Роман Шулаков несколько камерно исполнил партию Лыкова: так во фразе про «большие-пребольшие» города голос певца не раскрывается, а продолжает звучать с той же силой, что и в предыдущем рассказе. Само по себе это не криминально, но градус сочувствия бедному Лыкову снижает. То же и в песне про ненастную тучу, которая мимо якобы промчалася: не достаёт певцу лирической пронзительности, хотя все ноты на месте.
Наиболее безупречно выступил в новой редакции Владимир Маторин,
исполнивший партию Собакина, тогда как Олег Цыбулько в партии Малюты Скуратова прозвучал недостаточно грозно (темпераментной окраски прекрасному тембру певца явно не хватило), хотя и весьма убедительно.

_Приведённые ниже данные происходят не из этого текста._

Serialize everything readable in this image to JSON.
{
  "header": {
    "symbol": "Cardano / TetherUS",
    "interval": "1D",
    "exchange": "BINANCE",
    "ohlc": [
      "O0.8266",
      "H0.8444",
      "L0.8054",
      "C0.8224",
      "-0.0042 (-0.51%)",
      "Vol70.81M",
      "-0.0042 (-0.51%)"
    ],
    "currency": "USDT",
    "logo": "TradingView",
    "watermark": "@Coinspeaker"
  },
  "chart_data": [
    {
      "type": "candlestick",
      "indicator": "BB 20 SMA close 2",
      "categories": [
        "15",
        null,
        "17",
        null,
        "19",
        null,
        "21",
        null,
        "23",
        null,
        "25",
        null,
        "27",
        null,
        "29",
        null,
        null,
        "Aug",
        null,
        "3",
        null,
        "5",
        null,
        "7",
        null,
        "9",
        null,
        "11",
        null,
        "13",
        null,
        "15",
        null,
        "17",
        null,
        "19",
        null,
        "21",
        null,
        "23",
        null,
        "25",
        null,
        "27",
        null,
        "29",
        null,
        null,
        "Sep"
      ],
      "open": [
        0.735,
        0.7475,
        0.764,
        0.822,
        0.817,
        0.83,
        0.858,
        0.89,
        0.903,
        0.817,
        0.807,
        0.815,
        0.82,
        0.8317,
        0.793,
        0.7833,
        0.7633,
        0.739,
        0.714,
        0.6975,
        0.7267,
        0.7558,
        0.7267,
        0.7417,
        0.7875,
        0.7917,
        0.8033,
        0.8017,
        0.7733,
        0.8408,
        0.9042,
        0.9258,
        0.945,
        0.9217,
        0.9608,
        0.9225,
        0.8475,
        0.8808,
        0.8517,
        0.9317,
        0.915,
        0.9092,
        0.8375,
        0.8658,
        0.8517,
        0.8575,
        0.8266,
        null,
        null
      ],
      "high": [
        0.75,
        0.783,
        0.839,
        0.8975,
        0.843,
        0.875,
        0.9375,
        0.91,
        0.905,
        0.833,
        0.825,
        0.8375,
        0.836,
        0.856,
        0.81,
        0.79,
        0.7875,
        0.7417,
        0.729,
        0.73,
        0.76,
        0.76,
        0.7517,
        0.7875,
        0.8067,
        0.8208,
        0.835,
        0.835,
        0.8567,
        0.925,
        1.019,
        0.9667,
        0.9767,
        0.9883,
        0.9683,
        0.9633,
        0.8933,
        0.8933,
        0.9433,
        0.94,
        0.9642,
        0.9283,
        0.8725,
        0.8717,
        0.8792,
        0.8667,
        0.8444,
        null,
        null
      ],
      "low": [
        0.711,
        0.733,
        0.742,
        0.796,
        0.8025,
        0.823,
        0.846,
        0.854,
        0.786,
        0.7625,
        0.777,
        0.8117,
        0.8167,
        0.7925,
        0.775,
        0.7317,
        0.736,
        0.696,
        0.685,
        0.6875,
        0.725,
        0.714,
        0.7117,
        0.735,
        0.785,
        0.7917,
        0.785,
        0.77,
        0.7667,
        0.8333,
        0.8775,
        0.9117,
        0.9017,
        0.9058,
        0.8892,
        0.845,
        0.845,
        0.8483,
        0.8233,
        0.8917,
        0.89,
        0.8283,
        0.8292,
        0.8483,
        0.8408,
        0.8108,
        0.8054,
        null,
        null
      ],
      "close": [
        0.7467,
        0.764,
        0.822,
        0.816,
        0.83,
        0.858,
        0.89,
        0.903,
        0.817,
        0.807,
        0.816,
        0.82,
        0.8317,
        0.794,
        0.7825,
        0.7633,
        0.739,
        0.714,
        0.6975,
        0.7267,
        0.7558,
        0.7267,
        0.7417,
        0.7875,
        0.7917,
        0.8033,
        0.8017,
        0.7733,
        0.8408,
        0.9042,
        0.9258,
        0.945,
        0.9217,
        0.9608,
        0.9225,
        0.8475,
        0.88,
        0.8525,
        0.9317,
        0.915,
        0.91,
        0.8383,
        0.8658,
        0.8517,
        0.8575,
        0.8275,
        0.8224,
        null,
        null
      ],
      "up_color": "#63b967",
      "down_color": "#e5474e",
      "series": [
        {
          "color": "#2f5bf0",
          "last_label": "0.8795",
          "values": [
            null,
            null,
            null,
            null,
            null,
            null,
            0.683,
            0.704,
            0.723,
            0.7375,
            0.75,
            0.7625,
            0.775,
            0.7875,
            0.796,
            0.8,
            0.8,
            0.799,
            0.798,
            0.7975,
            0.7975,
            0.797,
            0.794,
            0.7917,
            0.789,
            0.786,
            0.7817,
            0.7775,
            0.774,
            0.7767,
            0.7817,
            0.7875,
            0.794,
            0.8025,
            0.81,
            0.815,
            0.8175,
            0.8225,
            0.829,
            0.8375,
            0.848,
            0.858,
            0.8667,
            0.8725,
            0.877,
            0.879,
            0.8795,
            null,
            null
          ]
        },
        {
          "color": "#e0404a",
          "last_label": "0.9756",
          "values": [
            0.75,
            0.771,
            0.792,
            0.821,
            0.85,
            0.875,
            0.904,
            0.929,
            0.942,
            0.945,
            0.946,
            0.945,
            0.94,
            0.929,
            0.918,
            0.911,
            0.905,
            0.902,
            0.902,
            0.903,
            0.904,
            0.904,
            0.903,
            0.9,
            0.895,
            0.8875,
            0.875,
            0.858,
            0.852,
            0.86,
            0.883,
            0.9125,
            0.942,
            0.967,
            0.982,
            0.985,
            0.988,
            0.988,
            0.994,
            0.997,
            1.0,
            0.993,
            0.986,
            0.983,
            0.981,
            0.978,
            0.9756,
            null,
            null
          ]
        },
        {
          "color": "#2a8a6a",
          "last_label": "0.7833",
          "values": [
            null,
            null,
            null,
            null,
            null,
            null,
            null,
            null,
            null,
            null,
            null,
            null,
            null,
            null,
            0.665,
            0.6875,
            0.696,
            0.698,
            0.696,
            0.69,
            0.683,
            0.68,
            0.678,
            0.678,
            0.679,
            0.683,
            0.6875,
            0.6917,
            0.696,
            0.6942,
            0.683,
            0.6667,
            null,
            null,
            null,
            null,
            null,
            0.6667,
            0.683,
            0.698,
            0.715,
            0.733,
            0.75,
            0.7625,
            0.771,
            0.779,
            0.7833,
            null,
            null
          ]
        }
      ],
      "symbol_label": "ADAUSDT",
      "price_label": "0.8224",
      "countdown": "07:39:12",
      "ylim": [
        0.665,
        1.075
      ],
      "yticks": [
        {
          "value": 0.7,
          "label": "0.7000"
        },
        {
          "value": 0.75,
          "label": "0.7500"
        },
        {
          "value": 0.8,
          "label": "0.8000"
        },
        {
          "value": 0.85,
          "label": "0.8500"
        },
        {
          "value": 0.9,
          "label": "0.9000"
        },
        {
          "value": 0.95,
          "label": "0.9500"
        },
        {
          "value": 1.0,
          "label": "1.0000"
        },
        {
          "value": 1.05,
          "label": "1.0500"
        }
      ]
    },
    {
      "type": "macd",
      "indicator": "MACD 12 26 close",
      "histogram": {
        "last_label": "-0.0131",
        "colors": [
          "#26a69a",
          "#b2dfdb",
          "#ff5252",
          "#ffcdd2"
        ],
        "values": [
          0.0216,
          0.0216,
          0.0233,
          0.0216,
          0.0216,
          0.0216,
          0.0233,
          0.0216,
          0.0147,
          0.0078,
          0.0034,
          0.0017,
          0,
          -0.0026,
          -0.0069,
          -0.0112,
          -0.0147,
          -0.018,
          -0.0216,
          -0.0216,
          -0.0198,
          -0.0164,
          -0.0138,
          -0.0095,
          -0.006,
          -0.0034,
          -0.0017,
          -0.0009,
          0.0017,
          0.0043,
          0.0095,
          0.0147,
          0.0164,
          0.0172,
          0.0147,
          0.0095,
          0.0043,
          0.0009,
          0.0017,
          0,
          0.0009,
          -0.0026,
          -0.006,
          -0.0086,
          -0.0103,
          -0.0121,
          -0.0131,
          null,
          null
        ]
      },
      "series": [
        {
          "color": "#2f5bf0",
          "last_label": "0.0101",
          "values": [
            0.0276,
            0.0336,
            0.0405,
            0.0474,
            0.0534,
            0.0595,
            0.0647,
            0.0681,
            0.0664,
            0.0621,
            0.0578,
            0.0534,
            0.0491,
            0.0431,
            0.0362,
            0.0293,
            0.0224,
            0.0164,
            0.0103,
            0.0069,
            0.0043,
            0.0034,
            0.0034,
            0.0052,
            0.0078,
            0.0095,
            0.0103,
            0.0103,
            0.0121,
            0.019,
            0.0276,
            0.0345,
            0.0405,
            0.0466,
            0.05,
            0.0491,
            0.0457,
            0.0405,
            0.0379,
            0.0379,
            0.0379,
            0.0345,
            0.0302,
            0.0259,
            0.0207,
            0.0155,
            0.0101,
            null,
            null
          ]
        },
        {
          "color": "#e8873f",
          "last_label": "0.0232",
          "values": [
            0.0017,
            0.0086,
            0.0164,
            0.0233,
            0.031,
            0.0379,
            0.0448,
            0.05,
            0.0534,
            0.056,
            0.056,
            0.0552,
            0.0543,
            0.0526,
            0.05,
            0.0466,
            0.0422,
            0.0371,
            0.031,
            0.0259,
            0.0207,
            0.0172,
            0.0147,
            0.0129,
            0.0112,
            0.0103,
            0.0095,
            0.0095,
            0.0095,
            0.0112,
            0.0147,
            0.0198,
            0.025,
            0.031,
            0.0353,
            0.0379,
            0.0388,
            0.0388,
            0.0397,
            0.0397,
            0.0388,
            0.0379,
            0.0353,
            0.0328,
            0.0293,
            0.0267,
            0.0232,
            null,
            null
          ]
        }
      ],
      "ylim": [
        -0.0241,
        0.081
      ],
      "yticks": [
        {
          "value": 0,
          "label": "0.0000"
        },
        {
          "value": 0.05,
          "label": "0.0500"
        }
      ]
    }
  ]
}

Почти безоговорочно порадовали обе исполнительницы главных женских партий. Несмотря на некоторые проблемные нюансы фразировки Агунда Кулаева превосходно справилась со всеми вокальными сложностями партии Любаши и смогла передать яркую сильную личность, сгорающей от ревности и любви женщины. Ольга Кульчинская, исполнившая партию Марфы, продемонстрировала точёные верха, мягкие переходы и изысканную кантилену этой вокально непростой роли.
В итоге перенос «Царской невесты» на историческую сцену Большого театра стал скорее бенефисом художника Федоровского и, шире, — большого оперного стиля прошлого века, чем приношением одному из величайших шедевров Римского-Корсакова.